3 thoughts on “Shadows and Dreams

  1. Although, many people looked at our Vietnam war veteran’s, as baby killers and wrong for fighting the war. I wouldn’t be here in America, had it not been for your service in Vietnam. Thank you for your service. And your past doesn’t define who you are today. So don’t let those negative stigmas affect you.

  2. Ghost Mountain and the Train to Nowhere

    Towards the end of my tour of duty in Qui Nhon, Republic of South Vietnam, I began to push the envelope and take unnecessary risks. One of those was to explore the dark back alleys on the outskirts of the city where our Military Police patrols usually didn’t go. Fortunately, I survived myself and lived to tell this story.

    It was a dark night as we edged our quarter-ton down an alley just wide enough to slip thorough. On one side we encountered hooch, after hooch, made of tin and corrugated steel. On the other was barbed wire, sandbags and the occasional ARVN (Army Republic of Vietnam) fighting position. It was just about dawn. Fog and mist combined with feint light to create an eerie sense of foreboding.

    Up ahead a shadowy figure began to emerge, as we moved ever so slowly, closer and closer. “What the hell is that,” I asked. “Damned if I know,” my driver responded. It wasn’t moving so we pressed on. As we got nearer, it began to take shape. It appeared to be a 19th century steam locomotive, gradually revealing itself from the darkness and mist. It was on a single strand of side track, standing alone, a transportation monument to a time gone by. We had apparently taken an alley which led to Qui Nhon’s railhead.

    Despite the mist and fog, the sun began to rise and ever so slowly, in the distance, Vung Chua mountain began to emerge. It was shrouded in mist and haze and seemed to gaze down upon us in the city below.

    Vung Chua was known to the locals as Ghost Mountain and this early morning it truly lived up to its name. Mysterious and beautiful. So regal when compared to the filth of Qui Nhon below. As we continued down through the railhead, I thought of my wife, Betsy, back home and wished somehow I could share this moment with her.

    Many years later, a crew member from a flight that took aerial photographs of Qui Nhon back in the day, saw an e-mail of mine which mentioned coming across that old locomotive. He had a photograph of that very alley and the old steam engine therein. What an amazing confluence of events. When I look at that photograph I can’t help but ask myself, “What were you thinking?” Other alley adventures didn’t go quite so well as this exploratory patrol; but God had other plans for me. Despite almost being shot on one occasion and being surrounded by anti-American agitators on another, He reached down and pulled me out of the quagmire that was Qui Nhon, Vietnam.

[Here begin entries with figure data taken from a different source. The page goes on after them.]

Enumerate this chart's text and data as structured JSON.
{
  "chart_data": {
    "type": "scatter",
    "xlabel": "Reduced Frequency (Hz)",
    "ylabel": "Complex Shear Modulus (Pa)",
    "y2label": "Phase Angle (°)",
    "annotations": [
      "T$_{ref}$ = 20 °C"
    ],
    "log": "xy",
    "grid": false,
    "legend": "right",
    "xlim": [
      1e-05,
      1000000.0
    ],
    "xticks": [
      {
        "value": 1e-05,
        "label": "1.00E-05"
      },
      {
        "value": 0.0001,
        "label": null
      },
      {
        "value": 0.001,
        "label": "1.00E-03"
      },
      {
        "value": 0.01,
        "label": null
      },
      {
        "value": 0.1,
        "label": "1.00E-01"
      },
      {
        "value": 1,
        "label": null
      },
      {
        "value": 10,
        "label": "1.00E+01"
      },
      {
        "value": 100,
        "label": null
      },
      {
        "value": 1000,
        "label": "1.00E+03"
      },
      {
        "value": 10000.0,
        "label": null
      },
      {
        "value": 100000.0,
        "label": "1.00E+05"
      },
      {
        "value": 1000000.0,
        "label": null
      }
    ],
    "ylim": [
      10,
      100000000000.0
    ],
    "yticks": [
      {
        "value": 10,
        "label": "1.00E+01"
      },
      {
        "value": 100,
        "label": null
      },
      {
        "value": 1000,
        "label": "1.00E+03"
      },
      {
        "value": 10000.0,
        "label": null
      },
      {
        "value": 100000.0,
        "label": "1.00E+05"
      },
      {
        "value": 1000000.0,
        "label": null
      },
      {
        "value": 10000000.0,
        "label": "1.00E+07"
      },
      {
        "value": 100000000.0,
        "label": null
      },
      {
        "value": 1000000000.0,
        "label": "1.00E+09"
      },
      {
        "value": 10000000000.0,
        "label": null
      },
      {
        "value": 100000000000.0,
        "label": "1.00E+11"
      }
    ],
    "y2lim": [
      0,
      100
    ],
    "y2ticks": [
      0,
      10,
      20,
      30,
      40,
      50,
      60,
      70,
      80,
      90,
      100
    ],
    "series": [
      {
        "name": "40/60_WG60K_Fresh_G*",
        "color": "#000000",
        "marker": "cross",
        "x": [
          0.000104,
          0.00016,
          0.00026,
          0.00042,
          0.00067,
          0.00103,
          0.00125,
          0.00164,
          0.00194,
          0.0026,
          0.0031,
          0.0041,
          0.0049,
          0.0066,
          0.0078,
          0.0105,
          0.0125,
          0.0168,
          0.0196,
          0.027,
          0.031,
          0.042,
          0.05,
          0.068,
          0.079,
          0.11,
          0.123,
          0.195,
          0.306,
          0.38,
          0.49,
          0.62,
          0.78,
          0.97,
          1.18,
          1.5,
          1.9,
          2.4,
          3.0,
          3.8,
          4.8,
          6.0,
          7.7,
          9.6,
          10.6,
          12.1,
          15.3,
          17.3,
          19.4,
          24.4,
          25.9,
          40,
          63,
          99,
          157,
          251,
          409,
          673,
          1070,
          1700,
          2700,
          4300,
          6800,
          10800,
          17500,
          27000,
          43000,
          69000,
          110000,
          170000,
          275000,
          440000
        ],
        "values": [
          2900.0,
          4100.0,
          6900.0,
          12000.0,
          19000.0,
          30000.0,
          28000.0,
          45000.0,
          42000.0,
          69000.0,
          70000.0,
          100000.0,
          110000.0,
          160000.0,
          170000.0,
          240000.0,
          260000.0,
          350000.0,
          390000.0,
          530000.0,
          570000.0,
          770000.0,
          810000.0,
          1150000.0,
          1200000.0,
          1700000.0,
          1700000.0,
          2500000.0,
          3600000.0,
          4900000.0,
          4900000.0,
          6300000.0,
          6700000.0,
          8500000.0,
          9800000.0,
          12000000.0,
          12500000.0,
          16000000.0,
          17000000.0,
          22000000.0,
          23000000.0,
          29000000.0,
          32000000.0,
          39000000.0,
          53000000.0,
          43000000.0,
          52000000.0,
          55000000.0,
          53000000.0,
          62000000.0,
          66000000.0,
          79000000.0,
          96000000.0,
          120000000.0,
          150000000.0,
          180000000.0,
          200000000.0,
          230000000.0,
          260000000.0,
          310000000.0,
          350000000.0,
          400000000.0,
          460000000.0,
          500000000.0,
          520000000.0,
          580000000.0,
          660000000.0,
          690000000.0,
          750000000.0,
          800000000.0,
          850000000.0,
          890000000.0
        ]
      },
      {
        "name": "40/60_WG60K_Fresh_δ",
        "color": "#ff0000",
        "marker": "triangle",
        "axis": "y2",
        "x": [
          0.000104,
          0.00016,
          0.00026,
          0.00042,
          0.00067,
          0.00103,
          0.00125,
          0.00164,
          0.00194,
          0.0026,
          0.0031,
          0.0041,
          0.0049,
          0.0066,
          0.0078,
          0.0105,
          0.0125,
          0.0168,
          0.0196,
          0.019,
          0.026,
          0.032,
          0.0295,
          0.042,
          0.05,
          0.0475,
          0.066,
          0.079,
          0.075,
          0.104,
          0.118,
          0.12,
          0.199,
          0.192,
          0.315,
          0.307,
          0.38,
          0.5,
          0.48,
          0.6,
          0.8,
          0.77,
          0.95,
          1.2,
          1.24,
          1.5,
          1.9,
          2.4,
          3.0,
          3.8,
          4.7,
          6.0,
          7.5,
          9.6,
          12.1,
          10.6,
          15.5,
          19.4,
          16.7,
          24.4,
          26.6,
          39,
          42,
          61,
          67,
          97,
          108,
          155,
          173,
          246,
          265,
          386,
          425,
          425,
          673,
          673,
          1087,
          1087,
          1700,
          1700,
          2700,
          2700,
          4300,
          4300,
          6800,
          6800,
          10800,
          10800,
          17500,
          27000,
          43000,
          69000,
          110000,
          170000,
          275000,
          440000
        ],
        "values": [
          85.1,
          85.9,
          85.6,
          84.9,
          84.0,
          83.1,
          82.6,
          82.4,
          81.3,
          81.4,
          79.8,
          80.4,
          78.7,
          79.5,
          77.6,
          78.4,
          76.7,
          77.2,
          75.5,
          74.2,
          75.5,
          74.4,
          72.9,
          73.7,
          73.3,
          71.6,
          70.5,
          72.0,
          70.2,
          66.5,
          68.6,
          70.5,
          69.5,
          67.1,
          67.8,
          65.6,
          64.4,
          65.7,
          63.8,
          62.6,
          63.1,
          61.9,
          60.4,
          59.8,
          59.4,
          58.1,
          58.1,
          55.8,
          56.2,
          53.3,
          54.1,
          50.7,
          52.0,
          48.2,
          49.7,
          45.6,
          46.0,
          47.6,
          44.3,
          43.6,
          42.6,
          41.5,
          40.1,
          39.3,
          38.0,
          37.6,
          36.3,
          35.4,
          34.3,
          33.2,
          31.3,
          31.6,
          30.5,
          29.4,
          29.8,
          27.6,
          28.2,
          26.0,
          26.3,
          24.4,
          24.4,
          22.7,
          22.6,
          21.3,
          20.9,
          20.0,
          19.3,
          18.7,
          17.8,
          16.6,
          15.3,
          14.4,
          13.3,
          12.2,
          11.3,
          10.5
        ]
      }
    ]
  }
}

    As I reflect back on Ghost Mountain and that train to nowhere, I remain eternally grateful.

  3. Padre. I was surfing the net when I came across your piece about Vung Chua, Ghost Mountain. It was beautifully written and brought a tear to my eye as I reflected upon my tour of duty as a Military Police Officer in Qui Nhon. Thanks for the trip down memory lane. Reading your blog, I could see Vung Chua once again. Isn’t it amazing how 9 months can be such a seminal time in life? It changed me forever. I still go to a weekly PTSD workgroup for Vietnam Veterans at the Brockton, MA VA. Keep on writing. I’d love to hear more about your experience in the ‘Nam.